Publicado por: 14/09/2018 0 comments 80 views

La teoría es muy simple: con un poco de rubor en las mejillas, todo el rostro cambia para mejor. Pero la cuestión no es tan sencilla, porque el efecto depende en gran medida de cómo se lo aplique.

Si uno se lo coloca en forma de V, es decir, desde la línea de la sien hacia la comisura de los labios, realza los ojos. En cambio, para dar un toque de frescura, lo mejor es colocar el rubor en la zona más alta del pómulo.

Lo fundamental es tener en cuenta la forma de la cara. Si uno tiene un semblante alargado, lo ideal es aplicar el color directamente por debajo del pómulo en forma horizontal. Si además se le pone color al mentón y a la frente, el rostro parecerá más corto.

Si tiene forma de corazón o de triángulo, el mejor sitio es la zona más ancha del pómulo, donde se recomienda un rubor más bien oscuro. En cambio, si el rostro es redondo, uno puede hacerlo parecer más pequeño aplicando el color en sentido perpendicular desde el pómulo hacia la comisura de la boca.

Las caras ovaladas suelen ser consideradas ideales, así que en esos casos no hay ninguna recomendación específica.

Qué color utilizar

El color dependerá del tono de la tez. Cuanto más clara la piel, más suave debería ser el rubor, o sea, lo mejor es que sea rosa. La tez algo más morena con cierto toque oliva puede ir muy bien con rubores dorados o bronces, y los rojos fuertes y oscuros también pueden quedar muy bien.

¿Y la textura? En los comercios que venden cosméticos se encuentra de todo: rubor líquido, en crema, en mousse o en polvo. Lo decisivo será, por un lado, la habilidad que se tenga para maquillarse y, por el otro, el tipo de piel.

La regla básica es: para los cutis muy secos, el rubor en crema es lo ideal. Para la tez algo más grasosa, el polvo.

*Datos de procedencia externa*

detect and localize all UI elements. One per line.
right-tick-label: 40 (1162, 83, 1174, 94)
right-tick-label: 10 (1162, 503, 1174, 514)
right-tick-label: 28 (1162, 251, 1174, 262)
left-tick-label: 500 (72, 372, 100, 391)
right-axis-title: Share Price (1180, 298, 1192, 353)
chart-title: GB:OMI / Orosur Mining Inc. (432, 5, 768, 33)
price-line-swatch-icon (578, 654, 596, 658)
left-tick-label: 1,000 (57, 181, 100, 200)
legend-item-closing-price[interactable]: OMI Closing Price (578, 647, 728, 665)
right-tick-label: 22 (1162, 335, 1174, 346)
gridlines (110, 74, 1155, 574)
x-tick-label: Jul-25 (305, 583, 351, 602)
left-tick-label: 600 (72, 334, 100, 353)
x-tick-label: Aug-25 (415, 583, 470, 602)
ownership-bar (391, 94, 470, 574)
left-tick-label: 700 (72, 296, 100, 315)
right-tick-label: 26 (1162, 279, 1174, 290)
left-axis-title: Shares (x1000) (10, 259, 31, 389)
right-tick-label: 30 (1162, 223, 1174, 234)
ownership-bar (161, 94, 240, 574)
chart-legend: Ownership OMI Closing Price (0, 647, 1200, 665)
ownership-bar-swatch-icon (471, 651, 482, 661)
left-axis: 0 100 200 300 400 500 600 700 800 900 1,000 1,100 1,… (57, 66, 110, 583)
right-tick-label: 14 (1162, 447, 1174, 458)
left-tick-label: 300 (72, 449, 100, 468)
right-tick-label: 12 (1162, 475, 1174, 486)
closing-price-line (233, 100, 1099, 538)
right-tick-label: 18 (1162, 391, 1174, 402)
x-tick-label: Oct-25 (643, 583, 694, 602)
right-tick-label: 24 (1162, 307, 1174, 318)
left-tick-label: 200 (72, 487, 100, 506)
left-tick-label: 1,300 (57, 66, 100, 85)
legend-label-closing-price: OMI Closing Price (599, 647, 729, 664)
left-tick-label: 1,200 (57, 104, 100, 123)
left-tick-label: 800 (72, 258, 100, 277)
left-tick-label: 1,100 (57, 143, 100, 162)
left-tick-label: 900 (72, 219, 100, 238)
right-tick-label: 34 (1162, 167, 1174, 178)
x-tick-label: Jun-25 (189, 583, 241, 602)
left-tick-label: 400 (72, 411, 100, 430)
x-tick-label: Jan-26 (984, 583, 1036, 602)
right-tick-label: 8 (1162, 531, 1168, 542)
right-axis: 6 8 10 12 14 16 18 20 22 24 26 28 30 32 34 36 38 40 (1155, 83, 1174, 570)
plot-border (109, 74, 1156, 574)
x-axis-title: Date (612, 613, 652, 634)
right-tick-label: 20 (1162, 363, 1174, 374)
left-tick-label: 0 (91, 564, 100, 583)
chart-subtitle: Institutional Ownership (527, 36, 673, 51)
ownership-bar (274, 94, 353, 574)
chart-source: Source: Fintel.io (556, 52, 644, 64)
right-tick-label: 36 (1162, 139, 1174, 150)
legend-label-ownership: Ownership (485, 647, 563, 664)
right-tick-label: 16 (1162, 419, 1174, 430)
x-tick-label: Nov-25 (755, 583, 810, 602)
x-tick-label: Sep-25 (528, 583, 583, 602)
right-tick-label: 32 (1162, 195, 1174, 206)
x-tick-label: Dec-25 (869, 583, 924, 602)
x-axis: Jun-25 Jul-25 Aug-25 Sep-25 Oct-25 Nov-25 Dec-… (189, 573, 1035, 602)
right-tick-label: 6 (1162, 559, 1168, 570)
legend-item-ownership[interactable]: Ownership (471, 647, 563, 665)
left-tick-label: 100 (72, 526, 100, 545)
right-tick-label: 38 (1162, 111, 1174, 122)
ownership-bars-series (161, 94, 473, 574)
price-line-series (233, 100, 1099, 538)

El rubor en crema es muy práctico y puede aplicarse con los dedos. Además, su textura sedosa lo hace perfecto para darle un aspecto brillante al rostro. El mousse es todavía más fácil de manejar y se amalgama a la perfección con la piel. El que es en polvo tiene la ventaja de que es muy fácil de dosificar y que dura mucho. El líquido, en cambio, requiere cierto ejercicio. Debe ser aplicado con cuidado, en la medida justa, y esparciéndolo rápidamente porque la piel lo absorbe a gran velocidad.

 

Lo fundamental es tener en cuenta la forma de la cara. Si uno tiene un semblante alargado, lo ideal es aplicar el color directamente por debajo del pómulo en forma horizontal. Si además se le pone color al mentón y a la frente, el rostro parecerá más corto.